Is it ok to use negatively correlated features in data modeling? Say I have features A and B that have a correlation coefficient of 0.2 and features C and D with -0.2 correlation coefficient, is it fine to use features C and D in the model, since they have a low negative correlation? Also, does this have different effects on a regression vs. classification problem?

user100552

Posted 2020-07-10T14:11:49.807

Reputation: 43

Answers

3

Negative correlations are just as valid and useful as a positive correlation.
In your example, the 0.2 correlation and the -0.2 correlation have equal value in your model. A negative correlation just means that as one value goes up, the other goes down.
Also, the closer to 1 for a positive correlation and closer to -1 for a negative correlation, the more useful it will be for a modelling algorithm.

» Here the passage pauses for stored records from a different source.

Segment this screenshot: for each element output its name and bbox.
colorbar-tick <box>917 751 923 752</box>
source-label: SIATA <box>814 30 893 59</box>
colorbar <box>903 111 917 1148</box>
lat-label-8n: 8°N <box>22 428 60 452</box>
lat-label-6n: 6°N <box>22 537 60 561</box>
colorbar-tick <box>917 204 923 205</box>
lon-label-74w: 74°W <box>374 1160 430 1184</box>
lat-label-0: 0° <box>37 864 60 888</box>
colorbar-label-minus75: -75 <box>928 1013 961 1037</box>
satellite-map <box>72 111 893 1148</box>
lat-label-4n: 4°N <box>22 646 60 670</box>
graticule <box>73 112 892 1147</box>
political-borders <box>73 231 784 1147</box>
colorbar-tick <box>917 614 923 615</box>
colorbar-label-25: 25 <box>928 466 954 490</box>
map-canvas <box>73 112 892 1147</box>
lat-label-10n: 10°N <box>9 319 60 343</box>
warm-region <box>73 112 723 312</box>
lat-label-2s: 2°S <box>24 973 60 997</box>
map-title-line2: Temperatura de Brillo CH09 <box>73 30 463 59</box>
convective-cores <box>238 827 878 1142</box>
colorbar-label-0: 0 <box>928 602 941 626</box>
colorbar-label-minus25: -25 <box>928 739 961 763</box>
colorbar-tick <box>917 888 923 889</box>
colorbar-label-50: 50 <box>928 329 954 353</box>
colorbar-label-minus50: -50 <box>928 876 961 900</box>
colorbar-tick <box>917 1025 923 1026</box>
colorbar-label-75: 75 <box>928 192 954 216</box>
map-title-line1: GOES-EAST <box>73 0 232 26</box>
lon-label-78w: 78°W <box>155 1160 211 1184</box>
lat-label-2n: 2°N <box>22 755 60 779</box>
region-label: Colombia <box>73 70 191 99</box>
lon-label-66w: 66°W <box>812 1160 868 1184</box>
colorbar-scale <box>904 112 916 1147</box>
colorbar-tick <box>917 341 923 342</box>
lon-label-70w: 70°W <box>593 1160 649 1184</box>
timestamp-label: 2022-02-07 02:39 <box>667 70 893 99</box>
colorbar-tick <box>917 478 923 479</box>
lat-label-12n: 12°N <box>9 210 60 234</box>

For most algorithms, the independent variables do not have to be un-correlated to be useful in a model. Most models will handle the cross-correlation between features, and in some cases, dropping one of them could actually be detrimental, possibly losing some information that would have been useful to the model.
Usually we drop features if we have too many of them, they are too sparse, or if our feature to row ratio is too high.
Both of these facts apply for Classification and Regression equally.

Donald S

Posted 2020-07-10T14:11:49.807

Reputation: 1 493

Closer the correlation coefficient is to 1 or -1 between the independent and dependent variable, the better right? But we want lower correlation between the independent variables. – user100552 – 2020-07-14T14:05:02.993

1Yes, your first statement is correct. To address your second statement: For most algorithms, the independent variables do not have to be un-correlated to be useful in a model. Most models will handle the cross-correlation between features, and in some cases, dropping one of them will actually be detrimental, possibly losing some information that would have been useful to the model. Both of these facts apply for Classification and Regression equally. Usually we drop features if we have too many of them, they are too sparse, or if our feature to row ratio is too high. – Donald S – 2020-07-14T14:21:15.313

3

There's no problem in having negative correlations, in fact, if you change C to -C the correlation will be positive and every machine learning model I know should be equivalent trained on a variable or the same one with the sign changed.

So no, in any supervised case, regression or classification, it doesn't matter if there are negative correlations among features, and it happens almost every time.

David Masip

Posted 2020-07-10T14:11:49.807

Reputation: 5 101